Пойду размять я ноги:
За дверью ты стоишь.
Борис Пастернак
Причины всегда приходят со стороны.
Н. А. Козырев
Я — рыжая, в том-то все и дело.
Чего мне только не пели и не декламировали — и в школе, и в институте. Рыжий папа, рыжий мама, рыжий я и сам, вся семья моя покрыта рыжим волосам. А она такая рыжая, с ней в солому не ложись. Рыжий, рыжий, конопатый, убил дедушку лопатой. Сама рыжехонька, а говорит: у меня каштановый волос. Украл бы рыжка, да лиха отрыжка. Рыжий да красный, человек опасный. Рыжих и во святых нет.
Я родилась в Корее, папа был военный, мама шила нам с братом новогодние костюмы зайчиков из японских портянок, белых, пушистых, с ворсом. Мой брат однажды заблудился в гаоляне. Долго, бесконечно долго ехали мы через всю страну с Дальнего Востока на запад в нашенском совейском Восточном экспрессе и приехали в Петербург, то есть в Ленинград, где в одной из братских могил похоронена была моя бабушка, умершая от голода в блокаду.
Навсегда покинул меня Дальний Восток, мощная природа, зримая тектоника ее, выразительный рельеф, сопки, небо; когда мы приехали в Ленинград и я, пятилетняя, впервые увидела город с Троицкого моста, мне показалось, что я нахожусь в драгоценной музыкальной шкатулке: все маленькое, редкой красоты, рукотворное, река точно дно шкатулки, река-игрушка. Амур — вот это была настоящая река, другого берега не видать.
Белые и пушистые — это мы с братом, зайчики сорок седьмого года. Мои волосы не помещались в заячий капюшон, посему на моей медной кудрявой шевелюре красовались заячьи уши, пришитые к широкой резинке, которая давила мне подбородок, мешая петь.
Моя любимая мелодия с детства — “На сопках Маньчжурии”.
Жизнь в поезде нравилась мне необыкновенно, пути Господни совпадали с неисповедимыми путями сообщения, мы пересекали меридианы, придерживаясь широт.
Долго никуда не ехать для меня с тех пор словно бы не жить.
Один из моих любимых предметов — билет, дающий право на перемещение: в пространстве ли, из класса в класс, из школы в институт, с курса на курс, из фойе в зрительный зал. Я заядлая путешественница, чокнутая любительница экзаменов, театралка, меломанка, завсегдатайка выставок и музеев, профессиональная пассажирка.

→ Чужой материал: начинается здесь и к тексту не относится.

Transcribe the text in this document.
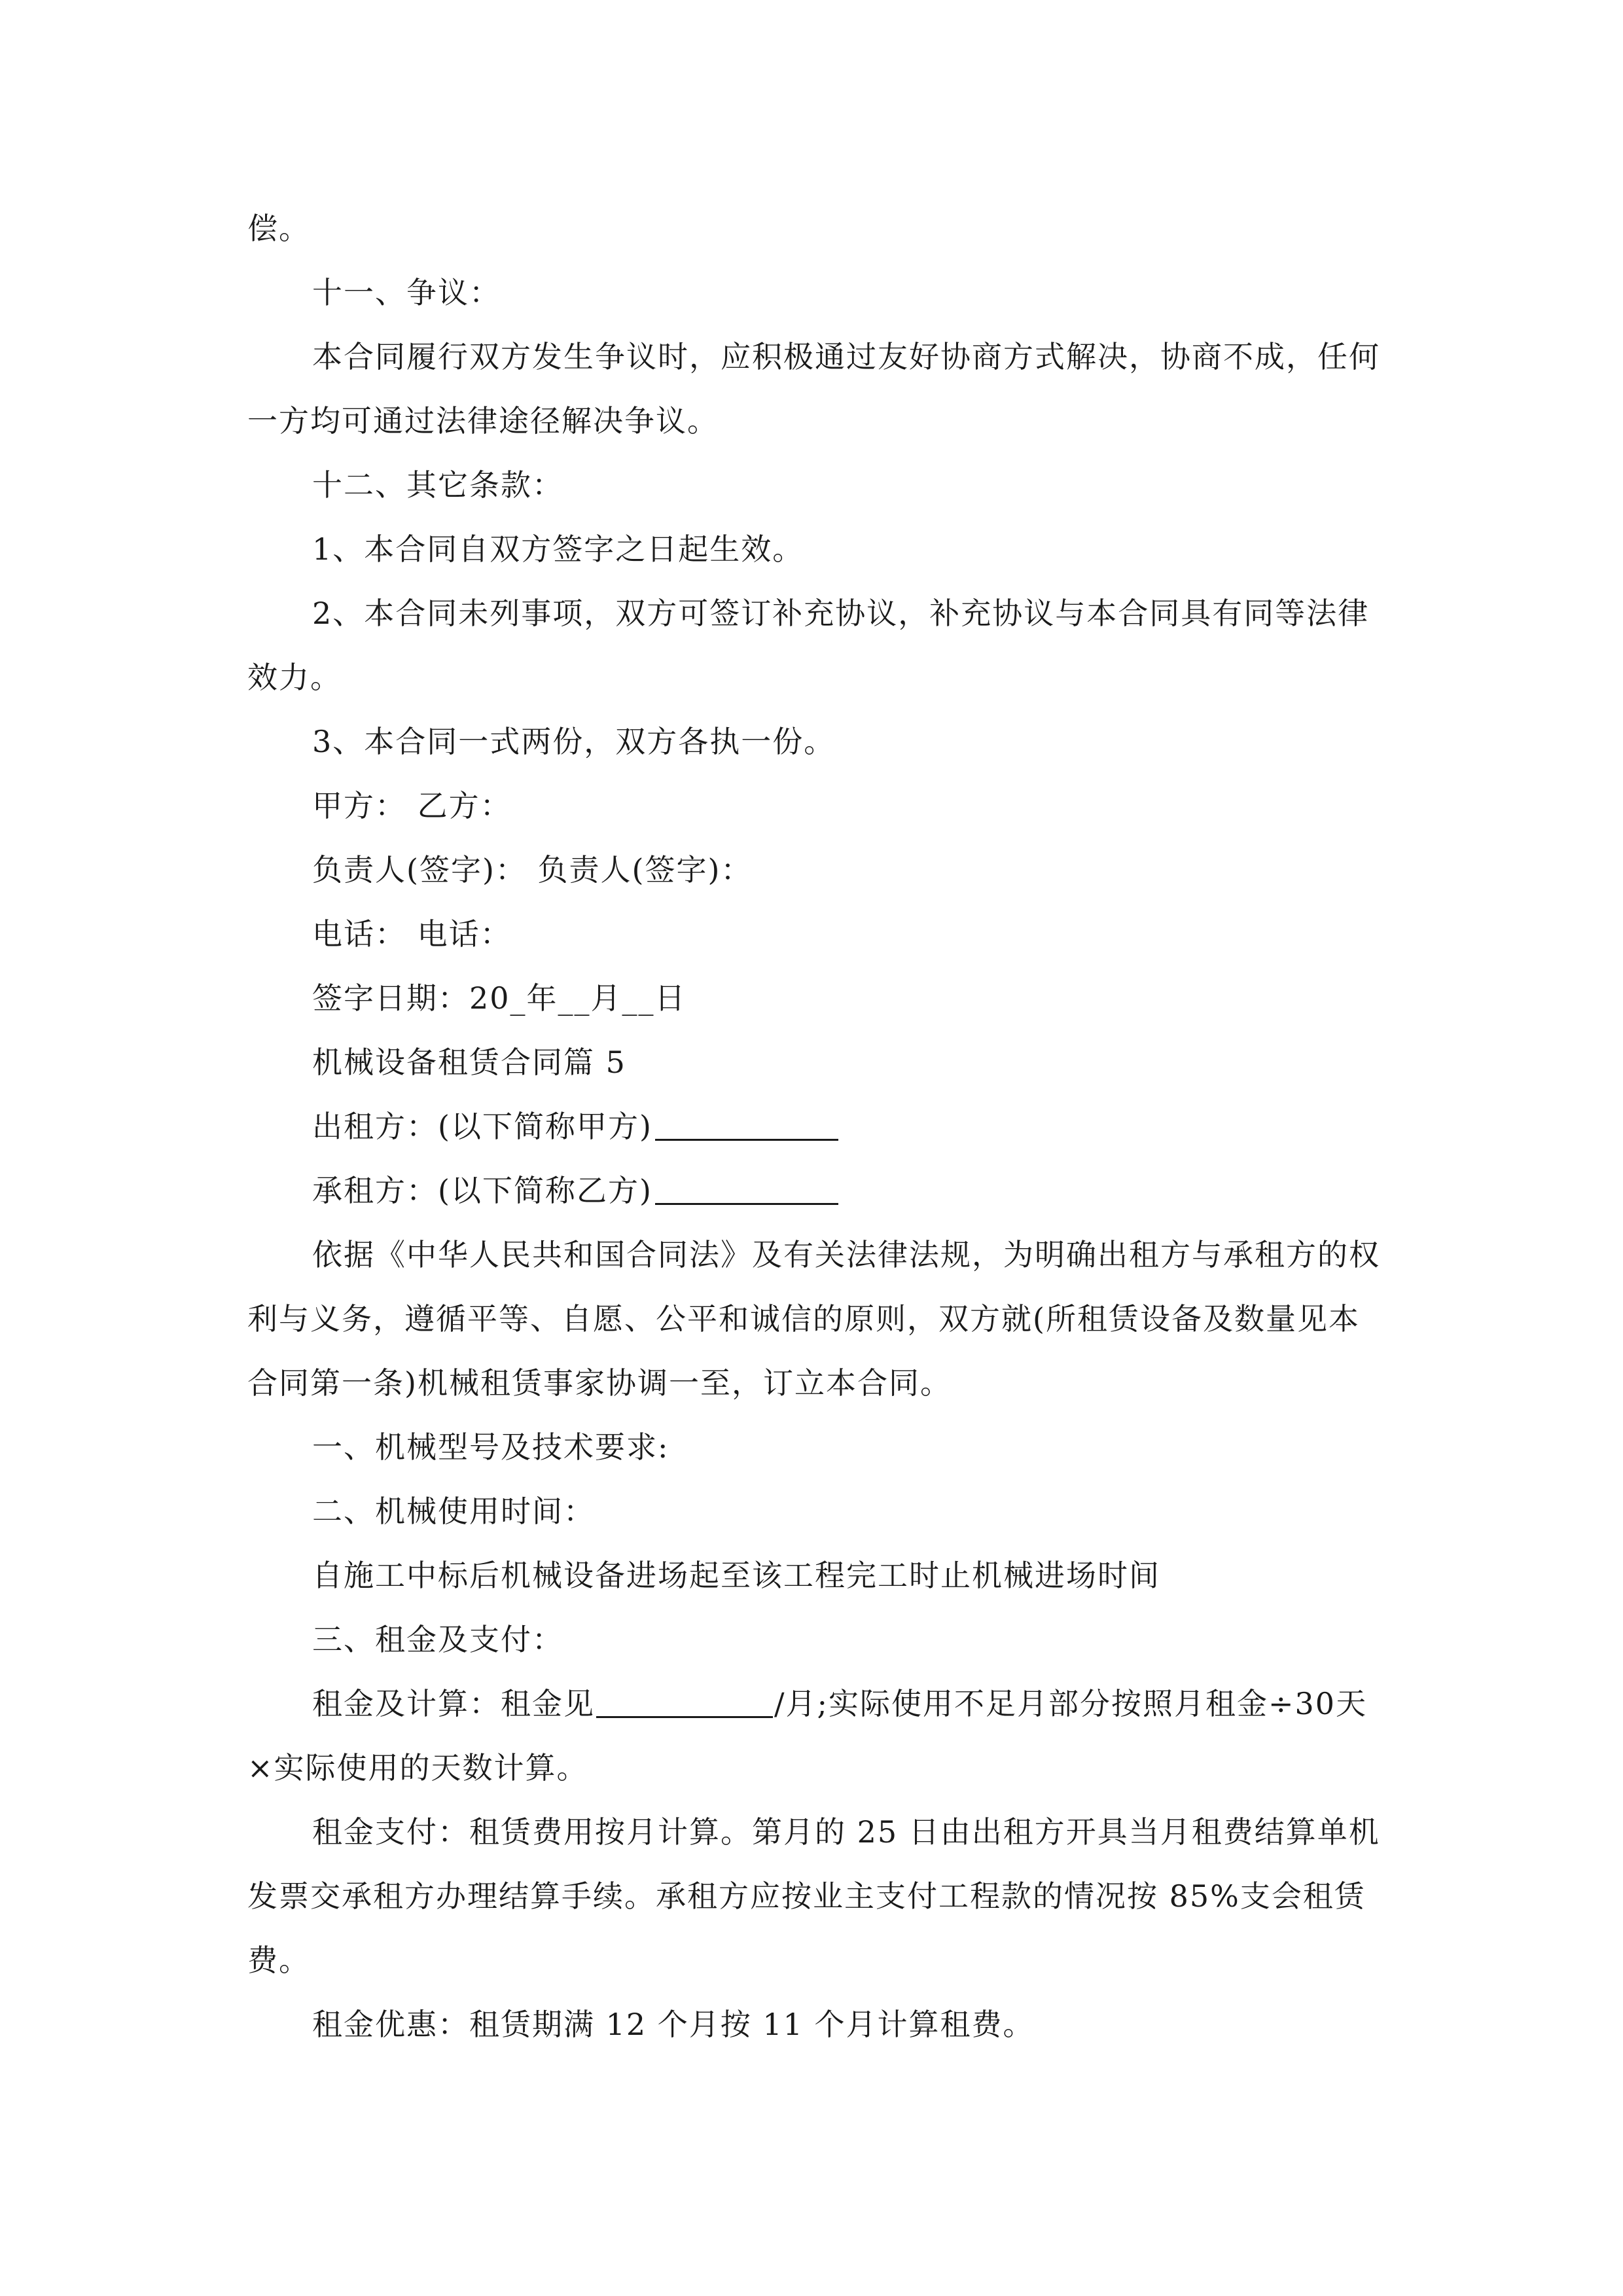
偿。

十一、争议：

本合同履行双方发生争议时，应积极通过友好协商方式解决，协商不成，任何一方均可通过法律途径解决争议。

十二、其它条款：

1、本合同自双方签字之日起生效。

2、本合同未列事项，双方可签订补充协议，补充协议与本合同具有同等法律效力。

3、本合同一式两份，双方各执一份。

甲方： 乙方：

负责人(签字)： 负责人(签字)：

电话： 电话：

签字日期：20_年__月__日

机械设备租赁合同篇 5

出租方：(以下简称甲方)

承租方：(以下简称乙方)

依据《中华人民共和国合同法》及有关法律法规，为明确出租方与承租方的权利与义务，遵循平等、自愿、公平和诚信的原则，双方就(所租赁设备及数量见本合同第一条)机械租赁事家协调一至，订立本合同。

一、机械型号及技术要求:

二、机械使用时间：

自施工中标后机械设备进场起至该工程完工时止机械进场时间

三、租金及支付：

租金及计算：租金见	/月;实际使用不足月部分按照月租金÷30天×实际使用的天数计算。

租金支付：租赁费用按月计算。第月的 25 日由出租方开具当月租费结算单机发票交承租方办理结算手续。承租方应按业主支付工程款的情况按 85%支会租赁费。

租金优惠：租赁期满 12 个月按 11 个月计算租费。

В нашей коммунальной квартире на Жуковского было полно жильцов, вся наша семья (трое взрослых и мы с братом, а потом и кузен наш) теснились в маленькой комнатушке; но почему-то никто никому не мешал, в тесноте, да не в обиде, и обид не припомню, и тесноты не замечали.
Потом мы переехали в отдельную квартиру подле Московского проспекта, в один из многих домов, прилепившихся к Пулковскому меридиану; и я почуяла ветер, летящий с полюса на полюс. Точнее, два ветра: свирепый Норд, сулящий чистое небо, и томительный Зюйд, приносящий вязкое ненастье.
Тяготение к меридиану обнаружилось впервые в восьмом классе. Мы готовились к экзаменам, малая стайка девочек из желтой школы с лепными медальонами, и, наподобие перипатетиков, совершали несоразмерные прогулки с угла Жуковского и Маяковского на Московский проспект, к выезду из города или въезду в него.
Иногда путь наш пролегал по Лиговке, чаще шли мы по Литейному и Загородному, совсем редко — сворачивали на меридиан с набережной Фонтанки.
Билеты, конспекты, страницы учебников шуршали в руках; нам казалось, что мы лучше понимаем и запоминаем прочитанное именно в движении, на ходу. Группа наша менялась по составу и численности, хаживали вдвоем, втроем, вчетвером; всего любительниц бродить было, кажется, шестеро: Марина Зайцева, Катя Муравьева, Соня Копман, Нина Буторина и я; раз в неделю к нам присоединялась Ольга Коробчук.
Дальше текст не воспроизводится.